Mehdi Ali-Larbi. L'idée est de faire prendre conscience au chef d'entreprise que le plus important est de se concentrer sur ce qui lui fait plaisir. Cela passe également par faire plaisir à ceux qu'il aime, car cela le rend encore plus heureux. Le temps est leur atout le plus précieux, et c'est pourtant le moins pris en compte. Après avoir vendu leur entreprise et ainsi couvert leurs besoins patrimoniaux, ils peuvent aborder de nouveaux projets avec une vision à long terme et une approche plus détendue.
Au lieu de précipiter les investissements pour obtenir des rendements rapides, ils devraient prendre le temps d'éviter les erreurs courantes. Il faut anticiper les projets, qui passent tant par l'achat d'un appartement à Paris ou d’une villa sur la Côte d'Azur que par les études des enfants. S'adapter aux cycles économiques permet de saisir les opportunités. Les investisseurs avisés agissent en bas de cycle et prévoient plusieurs cycles sur différents marchés pour optimiser leur positionnement. La répartition entre actifs liquides et illiquides varie généralement entre 60/40 et 40/60, selon les profils et les montants en jeu. Plus le montant est élevé, plus la part illiquide est prépondérante.
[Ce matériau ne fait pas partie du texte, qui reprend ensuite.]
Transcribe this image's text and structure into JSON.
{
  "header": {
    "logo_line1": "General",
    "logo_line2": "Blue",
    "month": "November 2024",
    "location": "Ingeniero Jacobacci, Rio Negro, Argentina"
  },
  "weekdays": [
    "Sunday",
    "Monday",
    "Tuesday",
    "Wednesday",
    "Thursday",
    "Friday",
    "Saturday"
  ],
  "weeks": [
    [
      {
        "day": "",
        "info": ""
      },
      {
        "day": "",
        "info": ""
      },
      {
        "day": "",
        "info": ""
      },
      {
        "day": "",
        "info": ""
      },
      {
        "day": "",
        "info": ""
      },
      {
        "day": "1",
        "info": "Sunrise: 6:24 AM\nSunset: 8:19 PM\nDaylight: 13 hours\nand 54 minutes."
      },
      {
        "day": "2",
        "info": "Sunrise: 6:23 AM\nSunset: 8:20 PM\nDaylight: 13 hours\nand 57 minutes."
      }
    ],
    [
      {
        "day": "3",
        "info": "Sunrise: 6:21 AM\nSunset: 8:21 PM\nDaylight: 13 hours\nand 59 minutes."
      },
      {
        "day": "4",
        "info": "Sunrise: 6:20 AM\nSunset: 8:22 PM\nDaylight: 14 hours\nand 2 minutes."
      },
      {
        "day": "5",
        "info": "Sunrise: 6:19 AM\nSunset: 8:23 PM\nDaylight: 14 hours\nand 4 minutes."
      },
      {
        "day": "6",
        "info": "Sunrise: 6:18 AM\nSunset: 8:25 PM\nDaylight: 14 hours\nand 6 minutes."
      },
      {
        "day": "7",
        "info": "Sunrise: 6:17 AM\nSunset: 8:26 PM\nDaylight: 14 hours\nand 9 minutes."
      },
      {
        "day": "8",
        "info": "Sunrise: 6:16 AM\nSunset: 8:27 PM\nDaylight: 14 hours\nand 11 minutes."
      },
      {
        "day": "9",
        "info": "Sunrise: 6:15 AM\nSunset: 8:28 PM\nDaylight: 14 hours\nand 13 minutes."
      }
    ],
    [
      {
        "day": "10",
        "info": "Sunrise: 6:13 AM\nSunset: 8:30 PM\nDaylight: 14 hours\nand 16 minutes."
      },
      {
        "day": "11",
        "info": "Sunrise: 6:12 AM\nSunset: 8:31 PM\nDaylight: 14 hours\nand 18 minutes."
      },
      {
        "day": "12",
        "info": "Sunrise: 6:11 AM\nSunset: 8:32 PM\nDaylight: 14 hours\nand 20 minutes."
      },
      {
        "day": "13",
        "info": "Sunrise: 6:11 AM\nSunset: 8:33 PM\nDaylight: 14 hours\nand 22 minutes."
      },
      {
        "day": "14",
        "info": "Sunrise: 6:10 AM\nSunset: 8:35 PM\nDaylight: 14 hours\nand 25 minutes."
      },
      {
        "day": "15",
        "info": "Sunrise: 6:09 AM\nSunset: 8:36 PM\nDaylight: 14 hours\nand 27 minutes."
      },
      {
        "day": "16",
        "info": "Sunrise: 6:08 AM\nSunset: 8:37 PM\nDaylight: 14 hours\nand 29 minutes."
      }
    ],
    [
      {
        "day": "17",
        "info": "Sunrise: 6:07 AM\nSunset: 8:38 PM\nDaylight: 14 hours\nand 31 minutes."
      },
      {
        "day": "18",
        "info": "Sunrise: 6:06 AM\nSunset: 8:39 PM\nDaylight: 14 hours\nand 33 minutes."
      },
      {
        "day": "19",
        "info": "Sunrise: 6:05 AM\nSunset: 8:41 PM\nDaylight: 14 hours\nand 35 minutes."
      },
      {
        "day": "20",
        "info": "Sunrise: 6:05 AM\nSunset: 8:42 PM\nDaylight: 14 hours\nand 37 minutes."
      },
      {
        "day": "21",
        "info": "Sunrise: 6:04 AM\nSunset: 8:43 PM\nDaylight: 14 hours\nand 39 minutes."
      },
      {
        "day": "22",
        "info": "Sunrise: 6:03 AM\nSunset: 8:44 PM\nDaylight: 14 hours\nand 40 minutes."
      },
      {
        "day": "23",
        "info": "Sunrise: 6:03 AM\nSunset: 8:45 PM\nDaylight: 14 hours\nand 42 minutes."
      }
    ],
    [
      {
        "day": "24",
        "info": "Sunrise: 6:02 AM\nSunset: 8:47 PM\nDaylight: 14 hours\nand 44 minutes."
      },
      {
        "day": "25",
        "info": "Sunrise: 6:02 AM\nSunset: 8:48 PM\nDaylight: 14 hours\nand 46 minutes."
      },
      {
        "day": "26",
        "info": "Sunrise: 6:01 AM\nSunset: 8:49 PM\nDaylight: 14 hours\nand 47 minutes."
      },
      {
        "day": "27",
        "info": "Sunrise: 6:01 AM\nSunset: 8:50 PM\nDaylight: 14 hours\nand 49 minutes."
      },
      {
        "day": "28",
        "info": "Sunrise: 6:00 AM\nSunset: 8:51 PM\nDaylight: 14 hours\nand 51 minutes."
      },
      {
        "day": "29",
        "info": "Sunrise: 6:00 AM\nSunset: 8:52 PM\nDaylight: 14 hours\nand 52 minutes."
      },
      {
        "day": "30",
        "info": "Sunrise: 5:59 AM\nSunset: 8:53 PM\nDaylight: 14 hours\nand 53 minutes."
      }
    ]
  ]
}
Quelle est votre stratégie sur le marché des actions ?
Le choix des investissements durables peut être guidé par des critères objectifs qui mettent en évidence des entreprises résistantes face aux défis conjoncturels. La sélection passe souvent par la définition d'une zone géographique appropriée. La zone la plus familière pour nous est le marché occidental, notamment l'Europe de l'Ouest et l'Amérique du Nord. Les marchés émergents présentent des écueils et des opportunités spécifiques. Diversifier géographiquement n'est pas nécessairement synonyme de réduction des risques.
Par ailleurs, nous préférons travailler la répartition en classes d’actifs plutôt que géographique. Les marchés émergents ne bénéficient pas de performances stables et ne constituent pas un bon amortisseur en cas de turbulences. Par conséquent, le couple risque-rendement est moins pertinent.
Nous choisissons de compartimenter chacune des classes d’investissements afin que la stratégie soit claire et compréhensible pour les clients, qui sont principalement des chefs d’entreprise. Ils ont l’habitude de tout piloter et n’aiment pas perdre le contrôle. C’est pourquoi nous construisons des portefeuilles purs, en titres vifs, sur les actions ou les obligations. Nous parlons d’entreprises à des entrepreneurs, en écartant l’eau tiède des fonds patrimoniaux. Nous partageons également nos convictions avec les gérants et formalisons un échange. Cela alimente nos discussions avec les familles.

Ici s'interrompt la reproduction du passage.